Последние его слова снова потонули в реве аудитории. Но это уже был не хаотический, беспорядочный рев, а шум организованный: с задних рядов раздалось пение, сразу подхваченное почти всем залом и поглощающее отдельные восклицания протеста. Пели:
Коперник целый век трудился,
Чтоб доказать земли вращенье…
Затонский и Картвелишвили покорно сошли с трибуны. Раз аудитория запела «Коперника», оружие приходилось складывать.
Дурак, зачем он не напился,
Тогда бы не было сомненья!
Пение «Коперника» было общепризнанным способом обструкции в студенческом кругу.

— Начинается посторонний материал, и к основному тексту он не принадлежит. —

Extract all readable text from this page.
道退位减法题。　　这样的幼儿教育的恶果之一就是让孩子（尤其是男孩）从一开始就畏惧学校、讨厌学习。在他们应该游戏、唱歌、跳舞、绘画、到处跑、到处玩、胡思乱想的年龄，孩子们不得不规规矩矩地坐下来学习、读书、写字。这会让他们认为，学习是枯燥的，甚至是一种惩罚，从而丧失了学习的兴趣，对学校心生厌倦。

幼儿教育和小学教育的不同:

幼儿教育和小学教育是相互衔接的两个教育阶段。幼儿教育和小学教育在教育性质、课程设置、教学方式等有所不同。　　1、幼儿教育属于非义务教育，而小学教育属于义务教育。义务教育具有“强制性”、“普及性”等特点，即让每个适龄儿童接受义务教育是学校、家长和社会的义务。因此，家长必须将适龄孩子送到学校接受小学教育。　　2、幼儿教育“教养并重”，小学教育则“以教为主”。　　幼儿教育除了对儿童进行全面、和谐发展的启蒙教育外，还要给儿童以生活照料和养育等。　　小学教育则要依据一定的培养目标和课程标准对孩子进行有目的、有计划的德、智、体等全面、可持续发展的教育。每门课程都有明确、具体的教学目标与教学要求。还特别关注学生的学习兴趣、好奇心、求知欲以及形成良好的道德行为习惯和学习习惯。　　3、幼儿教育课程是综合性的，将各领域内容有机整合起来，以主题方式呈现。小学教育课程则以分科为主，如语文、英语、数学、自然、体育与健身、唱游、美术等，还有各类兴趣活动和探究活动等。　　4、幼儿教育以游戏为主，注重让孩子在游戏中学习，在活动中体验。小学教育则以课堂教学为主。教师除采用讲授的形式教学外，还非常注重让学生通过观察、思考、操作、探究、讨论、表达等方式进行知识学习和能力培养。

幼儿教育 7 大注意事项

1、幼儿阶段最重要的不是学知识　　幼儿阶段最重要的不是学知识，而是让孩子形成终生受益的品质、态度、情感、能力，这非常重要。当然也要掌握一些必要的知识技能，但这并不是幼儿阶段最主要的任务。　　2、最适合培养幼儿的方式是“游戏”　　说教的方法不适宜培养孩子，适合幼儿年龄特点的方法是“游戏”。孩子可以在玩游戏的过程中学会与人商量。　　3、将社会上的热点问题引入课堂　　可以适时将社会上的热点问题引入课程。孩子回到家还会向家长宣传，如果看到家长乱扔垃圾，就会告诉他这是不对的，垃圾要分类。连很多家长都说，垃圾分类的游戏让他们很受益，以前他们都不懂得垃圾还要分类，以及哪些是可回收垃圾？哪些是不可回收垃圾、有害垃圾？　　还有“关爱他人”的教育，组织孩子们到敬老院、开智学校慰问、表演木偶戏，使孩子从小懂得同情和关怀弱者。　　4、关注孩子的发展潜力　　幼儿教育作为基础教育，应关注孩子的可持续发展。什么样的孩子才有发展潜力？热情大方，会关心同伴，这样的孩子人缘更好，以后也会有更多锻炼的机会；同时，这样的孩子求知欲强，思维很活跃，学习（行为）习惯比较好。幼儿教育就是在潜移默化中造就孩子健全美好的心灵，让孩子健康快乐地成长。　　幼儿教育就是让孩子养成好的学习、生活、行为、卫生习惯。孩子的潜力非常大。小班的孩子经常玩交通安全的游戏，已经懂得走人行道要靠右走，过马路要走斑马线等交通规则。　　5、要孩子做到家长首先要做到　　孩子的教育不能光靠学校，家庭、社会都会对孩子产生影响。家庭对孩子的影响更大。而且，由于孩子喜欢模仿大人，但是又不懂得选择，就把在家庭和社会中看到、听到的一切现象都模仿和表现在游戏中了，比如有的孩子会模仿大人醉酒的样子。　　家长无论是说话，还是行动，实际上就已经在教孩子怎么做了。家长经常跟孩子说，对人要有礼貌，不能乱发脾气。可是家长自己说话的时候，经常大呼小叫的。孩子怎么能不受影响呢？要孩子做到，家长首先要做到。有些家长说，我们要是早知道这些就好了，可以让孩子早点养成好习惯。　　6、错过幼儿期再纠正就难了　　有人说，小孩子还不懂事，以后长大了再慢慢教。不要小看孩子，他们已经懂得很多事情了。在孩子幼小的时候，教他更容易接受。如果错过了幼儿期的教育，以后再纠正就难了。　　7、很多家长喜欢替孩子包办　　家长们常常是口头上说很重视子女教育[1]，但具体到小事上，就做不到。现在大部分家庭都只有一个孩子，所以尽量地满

Если оратор был нежелателен, студенты затягивали «Коперника» — и не прекращали пения, пока выступающий оратор не покидал трибуны.
6
Тем временем писатель Владимир Винниченко пребывал в состоянии меланхолии.
Собственно говоря, у Винниченко были все основания для того, чтобы радоваться жизни и быть довольным самим собой. Ведь все складывалось по его, Винниченко, желанию, и в том, что складывалось именно так, была именно его, Винниченко, заслуга: он проявил себя и выдающимся государственным деятелем и дошлым политиком также. Первый этап на пути борьбы за возрождение нации — утверждение украинский государственности и одновременно демократизацию ее руководства — можно было считать пройденным.
Временное правительство наконец санкционировало существование генерального секретариата — этого зародыша национального правительства на Украине. А только что проведенный украинскими социал–демократами Всеукраинский рабочий съезд послал в украинский парламент, Центральную раду, сто своих депутатов.
Как же не быть довольным, как же не радоваться бытию Винниченко — идеологу украинской государственности и лидеру украинской социал–демократии?
И Владимир Кириллович вскакивает с места — он в своем домашнем кабинете, в собственной фешенебельной квартире на Пушкинской, 20, бельэтаж, вход с улицы, — и бодро, весело прохаживается взад–вперед, а на повороте делает даже нечто похожее на антраша. И напевает модную шансонетку:
Всем приятны, всем полезны помидоры да помидоры…
Государство есть, правительство есть, — как же не радоваться сердцу государственного деятеля? Руководство государством демократизировано и пролетаризировано, — как же не радоваться сердцу революционера?
Впрочем, сердце у Винниченко, как у всех людей, — одно. Две радости одновременно в нем не вмещаются: в щелочку между ними начинает просачиваться беспокойство.
Временное правительство, этот чертов враль Сашка Керенский все–таки ухитрился подложить свинью, даже сразу две: признал прерогативы Центральной рады только над пятью губерниями Юго–западного края, а не над всей Украиной, и генеральных секретарей утвердил только семь — не полным комплектом кабинета министров…
Настроение у Владимира Кирилловича сразу же портится. Ну как тут не затосковать, как не впасть в ипохондрию?
Чтобы отогнать досадные рефлексии, Владимир Кириллович останавливается перед плотно прикрытым окном — в разгар жаркого лета вдруг наступила холодная погода и наградила Владимира Кирилловича насморком — и всматривается в служебный ход находящегося прямо напротив его окна театра Бергонье: только что кончилась репетиция, и на улицу целой стайкой выпорхнули балеринки кордебалета летней оперетты антрепризы Багрова. Вон та, кудрявая, право же хорошенькая! Где макинтош и шляпа? Владимир Кириллович сейчас же — ведь это так романтично! — пойдет за ней следом и… Но Владимир Кириллович вдруг чихает: проклятая инфлюэнца напоминает о себе — и останавливается на полпути, раздраженно швырнув шляпу в сторону.